So, compared to the creator of Dilbert, a fucking nobody.
The problem is, she
is somebody—and a somebody who has become extremely influential over the last few years. She's a superstar among racist Anti-racist grifters. If you didn't know who she was by the end of the summer of 2020, you weren't fucking paying attention.
Living on the ultra-progressive West Coast, I use someone's regard for Robin DiAngelo as a litmus test for whether I can completely disregard their opinions on anything else of any importance. Anybody who admits to taking her seriously, to any degree, might as well be a window-lickling retard (only the retards have the saving grace of being harmless).
That's because DiAngelo is so blatantly crazy, and so astoundingly racist in the way that only patronizing, laptop-class, white ultra-liberals can be, that anybody who has read
White Fragility, or watched a lecture by her on YouTube, and didn't think, "Holy shit, this woman is completely off her fucking rocker," must be at least as nutty as she is. That, or they're too dumb to recognize she's an insane person spouting deeply racist ideas; or haven't read her books at all and just go by what others have said about them; or are too cowardly and compliant to admit they really think she's cuckoo for Cocoa Puffs, because everybody else in their lefty, BLM-supporting social circles seems to admire her.

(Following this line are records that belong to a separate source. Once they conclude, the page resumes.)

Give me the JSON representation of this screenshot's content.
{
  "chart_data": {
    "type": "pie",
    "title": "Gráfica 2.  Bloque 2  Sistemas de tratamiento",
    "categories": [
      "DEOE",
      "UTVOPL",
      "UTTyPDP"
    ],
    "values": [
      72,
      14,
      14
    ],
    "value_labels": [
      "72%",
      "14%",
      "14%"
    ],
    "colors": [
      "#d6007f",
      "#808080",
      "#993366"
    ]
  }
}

As a cartoonist and livestreamer, Adams observes and comments upon what's happening in the workplace and in wider society—including DEI initiatives and mandatory indoctrination sessions—but he doesn't shape policy. Robin DiAngelo and her fellow Anti-racist cronies (who are all malignantly racist, and against black people as well as white), are the ones who create and promote those policies, and make a fortune lecturing on the necessity for DEI initiatives and mandatory indoctrination in schools and the workplace.